Classic Rock

The Beatles

Let It Be – Special Edition

- David Quantick

The final Beatles album, peered at from yet another angle, reveals a new perspectiv­e.

Most records find their reputation improving with the passage of time, but Let It Be – the last album released by The Beatles but recorded before Abbey Road – has had a longer wait than most. The NME’s original review called it “a cardboard tombstone, a sad and tatty end to a musical fusion which wiped clean and drew again the face of pop music” and while its best songs – the title track, Get Back, The Long And Winding Road – have become staples of late-era Beatle playlists, as an album it’s long been considered something of a mess, ranging from Phil Spector-produced grandiosit­y to annoying jams. Paul McCartney even had it remixed as Let It Be… Naked in 2003 (let it go, more like) while the movie of the sessions remains unavailabl­e, instead being replaced by a Peter Jackson documentar­y apparently showing how happy the

Beatles were at the time as they played at dawn in cold film studios on songs they loved so much that they wouldn’t release them until after they’d split up.

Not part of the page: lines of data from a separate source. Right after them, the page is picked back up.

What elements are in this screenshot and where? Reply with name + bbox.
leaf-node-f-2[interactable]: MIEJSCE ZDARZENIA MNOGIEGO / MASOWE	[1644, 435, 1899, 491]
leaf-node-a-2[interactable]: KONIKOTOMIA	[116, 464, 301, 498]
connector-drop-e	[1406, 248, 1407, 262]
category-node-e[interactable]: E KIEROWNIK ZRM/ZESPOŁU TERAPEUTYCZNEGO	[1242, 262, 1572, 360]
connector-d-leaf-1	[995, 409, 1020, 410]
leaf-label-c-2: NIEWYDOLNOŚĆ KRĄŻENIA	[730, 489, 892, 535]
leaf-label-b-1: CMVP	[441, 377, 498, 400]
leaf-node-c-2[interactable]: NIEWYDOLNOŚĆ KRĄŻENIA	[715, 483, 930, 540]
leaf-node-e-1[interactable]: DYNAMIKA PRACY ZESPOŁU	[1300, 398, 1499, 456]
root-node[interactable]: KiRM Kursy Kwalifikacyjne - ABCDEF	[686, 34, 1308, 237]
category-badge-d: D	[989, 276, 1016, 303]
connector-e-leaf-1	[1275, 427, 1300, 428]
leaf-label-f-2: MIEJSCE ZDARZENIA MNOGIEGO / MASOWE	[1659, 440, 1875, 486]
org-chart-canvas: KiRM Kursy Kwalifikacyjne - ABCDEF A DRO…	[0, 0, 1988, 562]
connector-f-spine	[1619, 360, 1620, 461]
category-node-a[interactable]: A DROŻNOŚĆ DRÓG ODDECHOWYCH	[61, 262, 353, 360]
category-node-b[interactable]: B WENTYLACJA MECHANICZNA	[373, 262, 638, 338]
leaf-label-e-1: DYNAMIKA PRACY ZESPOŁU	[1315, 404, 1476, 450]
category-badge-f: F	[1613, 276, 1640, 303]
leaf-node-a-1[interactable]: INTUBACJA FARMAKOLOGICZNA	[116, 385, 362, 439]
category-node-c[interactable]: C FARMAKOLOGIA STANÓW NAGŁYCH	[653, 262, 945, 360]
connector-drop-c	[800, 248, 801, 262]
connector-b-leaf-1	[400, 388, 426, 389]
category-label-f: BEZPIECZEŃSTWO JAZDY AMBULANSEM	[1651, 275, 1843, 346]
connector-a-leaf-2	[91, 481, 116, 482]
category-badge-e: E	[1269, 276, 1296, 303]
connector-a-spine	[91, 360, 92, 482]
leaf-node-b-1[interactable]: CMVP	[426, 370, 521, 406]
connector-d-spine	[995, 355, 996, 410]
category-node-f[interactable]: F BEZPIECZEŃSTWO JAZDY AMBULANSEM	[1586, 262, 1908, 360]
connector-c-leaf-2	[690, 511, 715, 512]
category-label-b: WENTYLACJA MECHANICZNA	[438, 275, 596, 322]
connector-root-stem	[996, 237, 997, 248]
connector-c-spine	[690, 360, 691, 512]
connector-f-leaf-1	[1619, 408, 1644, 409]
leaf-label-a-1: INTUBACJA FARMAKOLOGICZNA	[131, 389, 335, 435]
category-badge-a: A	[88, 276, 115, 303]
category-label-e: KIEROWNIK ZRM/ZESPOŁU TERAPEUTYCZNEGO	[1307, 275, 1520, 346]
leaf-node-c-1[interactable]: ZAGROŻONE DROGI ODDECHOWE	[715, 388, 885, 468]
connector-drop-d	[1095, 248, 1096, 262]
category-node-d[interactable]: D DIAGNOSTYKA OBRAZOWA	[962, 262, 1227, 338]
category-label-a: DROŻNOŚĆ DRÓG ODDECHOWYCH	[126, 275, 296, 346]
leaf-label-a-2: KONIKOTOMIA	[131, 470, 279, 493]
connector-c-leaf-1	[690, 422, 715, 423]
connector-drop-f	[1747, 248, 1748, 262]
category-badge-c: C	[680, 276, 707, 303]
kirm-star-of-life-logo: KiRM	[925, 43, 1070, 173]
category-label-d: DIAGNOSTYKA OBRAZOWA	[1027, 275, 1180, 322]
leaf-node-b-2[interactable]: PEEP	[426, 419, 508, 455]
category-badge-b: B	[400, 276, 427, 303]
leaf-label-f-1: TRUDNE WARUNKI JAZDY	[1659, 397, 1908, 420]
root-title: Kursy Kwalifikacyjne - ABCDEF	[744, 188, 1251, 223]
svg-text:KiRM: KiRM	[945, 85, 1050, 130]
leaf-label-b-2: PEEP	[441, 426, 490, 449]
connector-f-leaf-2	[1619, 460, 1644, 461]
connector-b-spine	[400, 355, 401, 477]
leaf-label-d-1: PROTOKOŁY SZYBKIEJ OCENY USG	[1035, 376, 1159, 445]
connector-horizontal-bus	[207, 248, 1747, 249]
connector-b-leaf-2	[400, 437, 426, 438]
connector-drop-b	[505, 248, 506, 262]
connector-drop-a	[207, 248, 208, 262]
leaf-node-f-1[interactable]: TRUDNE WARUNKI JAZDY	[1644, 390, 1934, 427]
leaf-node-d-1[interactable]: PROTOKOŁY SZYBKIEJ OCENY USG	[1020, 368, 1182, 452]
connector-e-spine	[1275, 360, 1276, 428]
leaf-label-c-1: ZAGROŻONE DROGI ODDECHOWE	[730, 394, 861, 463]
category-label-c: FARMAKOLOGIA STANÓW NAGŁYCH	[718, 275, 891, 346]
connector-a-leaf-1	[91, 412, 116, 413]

But time and reissue campaigns are great healers, and even Let It Be has its fans. As a document it’s essential, and with such items as the band’s rooftop (final) concert and the Glyn Johns-mixed Get Back album to consider (as well as hours and hours of rehearsal material), there’s a lot worth revisiting: which is what this Special Edition does. Five discs (one of which is an EP) of live songs, rehearsals, significan­t between-songs chatter, and – at last – the Johns LP make it an essential purchase for fans (and a chance to own another remixed Beatles album for people who thought the originals weren’t good enough at the time). We are, perhaps sadly and perhaps not, spared the audio from the film reels, which means we don’t get Suzy Parker or the Lennon-sung Get Back

(and related easily-misjudged out-takes), but we do get the birth of Something (“like a cauliflowe­r”), an early Gimme Some Truth

and many, often superior takes of Let It Be

songs. At no points does the listener throw up their arms and shout, “My God! Let It Be

is the greatest Beatles album ever made!” but this larger, panoramic overview does wonders for the record, giving us a bird’seye view of the sessions. Buy it and you’ll play it a lot.